Abeer W. Saeed, Sophie A. Pawlowski, Alfredo Ribeiro-da-Silva

Abstract

Non-peptidergic nociceptive neurons are a sub-population of small diameter primary sensory neurons that comprise approximately 50 % of the C fiber population. Together with the peptidergic sub-population, they transmit nociceptive information from the periphery to the superficial dorsal horn of the spinal cord. Despite the numerous studies investigating the role of the non-peptidergic primary afferents, their role in normal nociception and in pain remains poorly understood. Our lab has previously demonstrated that, in rat models of neuropathic and inflammatory pain, there is a de novo expression of substance P receptors (NK-1r) by lamina I pyramidal projection neurons, a neuronal population that normally does not express these receptors. In this study, we used a ribosomal toxin, saporin, conjugated to the lectin IB4 to selectively ablate the non-peptidergic nociceptive C fibers, to investigate if the loss of these fibers was enough to induce a change in NK-1r expression by lamina I projection neurons. IB4-saporin treatment led to the permanent ablation of the IB4-positive afferents but also to a small non-significant reduction in CGRP-positive afferents. An overall increase in immunoreactivity for the NK-1r was observed in lamina I projection neurons, however, the lack of non-peptidergic afferents did not increase the number of lamina I pyramidal projection neurons immunoreactive for the receptor.
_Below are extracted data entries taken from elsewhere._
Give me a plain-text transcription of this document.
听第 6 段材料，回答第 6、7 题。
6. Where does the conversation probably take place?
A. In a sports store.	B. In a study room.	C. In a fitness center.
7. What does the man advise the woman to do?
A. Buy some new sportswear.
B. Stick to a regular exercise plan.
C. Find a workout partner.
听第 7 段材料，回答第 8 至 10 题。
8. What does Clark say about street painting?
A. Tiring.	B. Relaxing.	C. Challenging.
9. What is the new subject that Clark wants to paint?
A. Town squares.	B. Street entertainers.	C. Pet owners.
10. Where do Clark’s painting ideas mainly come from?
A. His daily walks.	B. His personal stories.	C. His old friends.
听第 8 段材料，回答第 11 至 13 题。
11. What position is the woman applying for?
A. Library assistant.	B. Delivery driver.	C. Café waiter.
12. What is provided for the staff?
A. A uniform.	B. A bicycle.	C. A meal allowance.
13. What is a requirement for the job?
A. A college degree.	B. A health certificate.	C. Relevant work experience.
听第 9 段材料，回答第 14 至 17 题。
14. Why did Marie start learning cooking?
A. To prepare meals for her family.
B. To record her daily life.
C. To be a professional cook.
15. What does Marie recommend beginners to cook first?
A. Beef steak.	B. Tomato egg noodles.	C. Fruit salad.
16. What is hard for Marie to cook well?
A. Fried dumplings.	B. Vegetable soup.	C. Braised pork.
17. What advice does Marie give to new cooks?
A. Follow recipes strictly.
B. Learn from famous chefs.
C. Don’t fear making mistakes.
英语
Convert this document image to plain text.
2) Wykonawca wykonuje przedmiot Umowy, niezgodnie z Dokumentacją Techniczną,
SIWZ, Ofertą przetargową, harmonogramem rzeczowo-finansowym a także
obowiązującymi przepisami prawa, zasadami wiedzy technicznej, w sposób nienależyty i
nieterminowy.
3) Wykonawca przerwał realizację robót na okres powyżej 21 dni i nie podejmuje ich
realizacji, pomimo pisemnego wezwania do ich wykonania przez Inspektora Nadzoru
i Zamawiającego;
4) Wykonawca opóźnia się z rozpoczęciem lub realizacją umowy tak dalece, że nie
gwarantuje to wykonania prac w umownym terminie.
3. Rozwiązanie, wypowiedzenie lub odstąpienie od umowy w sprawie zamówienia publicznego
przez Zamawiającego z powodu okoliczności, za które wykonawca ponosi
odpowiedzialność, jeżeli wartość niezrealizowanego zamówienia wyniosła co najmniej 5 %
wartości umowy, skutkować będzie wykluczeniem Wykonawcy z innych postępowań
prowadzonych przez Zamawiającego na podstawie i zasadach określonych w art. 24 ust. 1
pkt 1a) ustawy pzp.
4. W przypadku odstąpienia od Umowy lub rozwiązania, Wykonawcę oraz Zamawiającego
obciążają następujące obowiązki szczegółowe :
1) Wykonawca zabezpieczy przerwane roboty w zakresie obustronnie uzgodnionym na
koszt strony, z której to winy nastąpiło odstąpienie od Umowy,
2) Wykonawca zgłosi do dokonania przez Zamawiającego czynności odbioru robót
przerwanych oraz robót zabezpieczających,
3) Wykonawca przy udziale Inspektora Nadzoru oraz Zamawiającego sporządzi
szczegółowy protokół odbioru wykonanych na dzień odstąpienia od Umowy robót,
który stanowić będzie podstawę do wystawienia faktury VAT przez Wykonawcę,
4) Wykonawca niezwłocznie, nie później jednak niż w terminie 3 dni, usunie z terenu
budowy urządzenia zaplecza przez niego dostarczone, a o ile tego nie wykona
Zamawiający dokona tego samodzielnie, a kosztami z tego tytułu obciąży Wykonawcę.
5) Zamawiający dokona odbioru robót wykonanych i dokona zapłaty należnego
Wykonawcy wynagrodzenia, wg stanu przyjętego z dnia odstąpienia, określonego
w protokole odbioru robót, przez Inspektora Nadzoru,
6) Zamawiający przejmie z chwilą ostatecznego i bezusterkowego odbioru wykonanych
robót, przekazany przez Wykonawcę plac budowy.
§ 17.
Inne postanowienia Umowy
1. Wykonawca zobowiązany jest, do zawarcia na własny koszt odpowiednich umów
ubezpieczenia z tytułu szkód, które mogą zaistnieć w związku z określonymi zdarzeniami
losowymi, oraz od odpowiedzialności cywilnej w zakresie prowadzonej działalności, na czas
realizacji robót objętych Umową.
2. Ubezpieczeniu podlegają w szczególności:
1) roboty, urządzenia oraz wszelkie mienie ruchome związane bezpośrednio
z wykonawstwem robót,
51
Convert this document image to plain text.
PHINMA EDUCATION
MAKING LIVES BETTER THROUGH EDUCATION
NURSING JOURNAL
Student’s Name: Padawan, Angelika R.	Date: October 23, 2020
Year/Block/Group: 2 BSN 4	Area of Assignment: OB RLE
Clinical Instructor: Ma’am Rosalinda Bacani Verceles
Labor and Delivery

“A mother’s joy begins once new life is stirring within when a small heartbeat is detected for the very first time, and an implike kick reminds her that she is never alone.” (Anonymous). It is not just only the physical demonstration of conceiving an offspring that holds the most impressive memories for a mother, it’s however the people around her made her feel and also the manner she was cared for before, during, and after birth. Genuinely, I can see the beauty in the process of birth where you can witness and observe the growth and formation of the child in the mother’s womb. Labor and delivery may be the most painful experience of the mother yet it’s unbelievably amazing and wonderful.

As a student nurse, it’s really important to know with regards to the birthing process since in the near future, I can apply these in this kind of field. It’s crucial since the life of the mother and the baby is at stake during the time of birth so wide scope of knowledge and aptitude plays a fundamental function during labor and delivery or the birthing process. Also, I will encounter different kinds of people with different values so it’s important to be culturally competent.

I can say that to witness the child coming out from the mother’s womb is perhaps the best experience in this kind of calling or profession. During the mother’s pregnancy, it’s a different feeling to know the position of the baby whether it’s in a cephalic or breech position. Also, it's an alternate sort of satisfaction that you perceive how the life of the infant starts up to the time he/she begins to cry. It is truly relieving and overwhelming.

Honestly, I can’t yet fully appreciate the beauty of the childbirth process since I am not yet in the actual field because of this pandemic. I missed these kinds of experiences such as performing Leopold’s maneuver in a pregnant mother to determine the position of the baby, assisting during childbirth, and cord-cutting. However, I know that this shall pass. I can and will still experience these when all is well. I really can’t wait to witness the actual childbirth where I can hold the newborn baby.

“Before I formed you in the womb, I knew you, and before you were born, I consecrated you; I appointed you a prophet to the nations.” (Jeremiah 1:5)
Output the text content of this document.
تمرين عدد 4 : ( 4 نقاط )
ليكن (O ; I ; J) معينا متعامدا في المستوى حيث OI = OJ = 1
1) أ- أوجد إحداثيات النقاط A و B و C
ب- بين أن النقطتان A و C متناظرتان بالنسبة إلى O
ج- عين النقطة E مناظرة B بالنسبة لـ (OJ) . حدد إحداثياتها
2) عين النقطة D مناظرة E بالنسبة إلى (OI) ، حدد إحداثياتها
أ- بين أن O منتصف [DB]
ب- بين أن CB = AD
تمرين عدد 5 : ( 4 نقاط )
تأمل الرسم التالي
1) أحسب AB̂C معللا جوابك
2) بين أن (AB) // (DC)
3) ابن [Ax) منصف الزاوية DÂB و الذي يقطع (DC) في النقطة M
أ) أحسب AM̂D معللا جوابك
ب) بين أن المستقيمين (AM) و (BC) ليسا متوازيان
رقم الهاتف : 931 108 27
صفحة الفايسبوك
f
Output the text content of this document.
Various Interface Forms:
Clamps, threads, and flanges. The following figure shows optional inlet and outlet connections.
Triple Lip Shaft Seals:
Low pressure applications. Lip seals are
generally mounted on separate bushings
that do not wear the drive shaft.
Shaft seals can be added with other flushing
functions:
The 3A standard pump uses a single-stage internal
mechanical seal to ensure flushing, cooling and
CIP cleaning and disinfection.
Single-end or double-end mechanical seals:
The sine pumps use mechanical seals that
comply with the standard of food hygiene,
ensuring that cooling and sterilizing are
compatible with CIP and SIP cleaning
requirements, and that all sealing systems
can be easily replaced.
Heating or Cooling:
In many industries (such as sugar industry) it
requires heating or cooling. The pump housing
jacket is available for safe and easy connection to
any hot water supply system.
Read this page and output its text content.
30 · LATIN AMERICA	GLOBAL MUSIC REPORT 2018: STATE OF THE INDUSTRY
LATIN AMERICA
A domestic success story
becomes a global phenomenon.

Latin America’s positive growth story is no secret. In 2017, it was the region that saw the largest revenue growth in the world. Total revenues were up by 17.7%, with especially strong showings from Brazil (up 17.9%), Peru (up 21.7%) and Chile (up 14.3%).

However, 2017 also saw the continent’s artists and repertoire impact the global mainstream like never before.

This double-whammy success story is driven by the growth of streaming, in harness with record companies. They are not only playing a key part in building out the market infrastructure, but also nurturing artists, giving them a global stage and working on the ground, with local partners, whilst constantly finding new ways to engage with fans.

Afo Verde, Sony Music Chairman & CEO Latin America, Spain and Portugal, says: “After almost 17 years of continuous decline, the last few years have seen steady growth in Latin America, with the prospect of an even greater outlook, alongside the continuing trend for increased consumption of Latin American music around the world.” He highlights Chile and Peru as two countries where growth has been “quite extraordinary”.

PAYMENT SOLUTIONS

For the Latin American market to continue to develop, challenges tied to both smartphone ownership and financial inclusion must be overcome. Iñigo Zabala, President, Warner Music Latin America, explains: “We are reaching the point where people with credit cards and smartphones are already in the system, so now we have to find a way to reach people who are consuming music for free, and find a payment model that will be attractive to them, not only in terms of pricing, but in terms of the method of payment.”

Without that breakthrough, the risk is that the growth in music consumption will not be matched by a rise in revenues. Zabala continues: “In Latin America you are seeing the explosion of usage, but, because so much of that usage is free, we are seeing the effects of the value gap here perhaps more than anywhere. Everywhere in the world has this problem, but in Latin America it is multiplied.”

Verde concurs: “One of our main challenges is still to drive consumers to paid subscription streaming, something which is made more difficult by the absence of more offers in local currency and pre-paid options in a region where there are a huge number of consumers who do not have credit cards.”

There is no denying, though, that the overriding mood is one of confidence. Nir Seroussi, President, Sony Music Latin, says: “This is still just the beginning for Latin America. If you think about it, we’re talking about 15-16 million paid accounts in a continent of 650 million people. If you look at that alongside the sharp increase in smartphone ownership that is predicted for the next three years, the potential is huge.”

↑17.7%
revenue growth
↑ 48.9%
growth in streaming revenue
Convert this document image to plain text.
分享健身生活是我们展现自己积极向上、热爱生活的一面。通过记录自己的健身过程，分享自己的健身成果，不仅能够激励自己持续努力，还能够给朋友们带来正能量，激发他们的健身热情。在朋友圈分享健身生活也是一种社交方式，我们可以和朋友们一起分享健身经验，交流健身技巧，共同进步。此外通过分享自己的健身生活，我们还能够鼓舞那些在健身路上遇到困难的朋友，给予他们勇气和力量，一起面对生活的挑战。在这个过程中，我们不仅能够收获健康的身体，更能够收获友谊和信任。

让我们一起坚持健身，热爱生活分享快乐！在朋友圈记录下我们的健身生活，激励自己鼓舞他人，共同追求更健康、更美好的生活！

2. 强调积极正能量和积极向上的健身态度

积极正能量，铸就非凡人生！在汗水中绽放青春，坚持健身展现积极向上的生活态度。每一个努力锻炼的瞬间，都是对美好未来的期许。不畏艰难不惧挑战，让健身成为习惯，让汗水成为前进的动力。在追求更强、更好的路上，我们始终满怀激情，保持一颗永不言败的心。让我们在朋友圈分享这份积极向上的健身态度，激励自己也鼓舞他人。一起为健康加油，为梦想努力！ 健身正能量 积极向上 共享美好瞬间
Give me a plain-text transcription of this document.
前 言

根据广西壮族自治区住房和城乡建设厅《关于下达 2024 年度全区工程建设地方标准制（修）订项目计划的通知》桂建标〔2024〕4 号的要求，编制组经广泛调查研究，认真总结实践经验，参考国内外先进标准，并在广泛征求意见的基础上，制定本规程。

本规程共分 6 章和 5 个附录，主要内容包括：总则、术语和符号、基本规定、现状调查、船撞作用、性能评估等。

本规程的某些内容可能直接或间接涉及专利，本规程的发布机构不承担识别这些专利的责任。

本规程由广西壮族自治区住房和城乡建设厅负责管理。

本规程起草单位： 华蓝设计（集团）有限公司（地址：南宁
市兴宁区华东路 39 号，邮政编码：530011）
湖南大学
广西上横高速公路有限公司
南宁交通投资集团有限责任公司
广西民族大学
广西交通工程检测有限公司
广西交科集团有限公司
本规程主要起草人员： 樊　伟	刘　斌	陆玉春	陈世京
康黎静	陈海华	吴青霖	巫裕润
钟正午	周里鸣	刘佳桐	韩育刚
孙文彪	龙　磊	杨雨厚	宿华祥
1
Our results demonstrate that the deletion of the non-peptidergic afferents, at the L4-L5 spinal levels, is not sufficient to trigger the de novo expression of NK-1r by projection pyramidal neurons but increases the expression of NK-1r in fusiform and multipolar projection neurons. Furthermore, our data suggest that a neuropathic component is essential to trigger the expression of NK-1r by pyramidal neurons.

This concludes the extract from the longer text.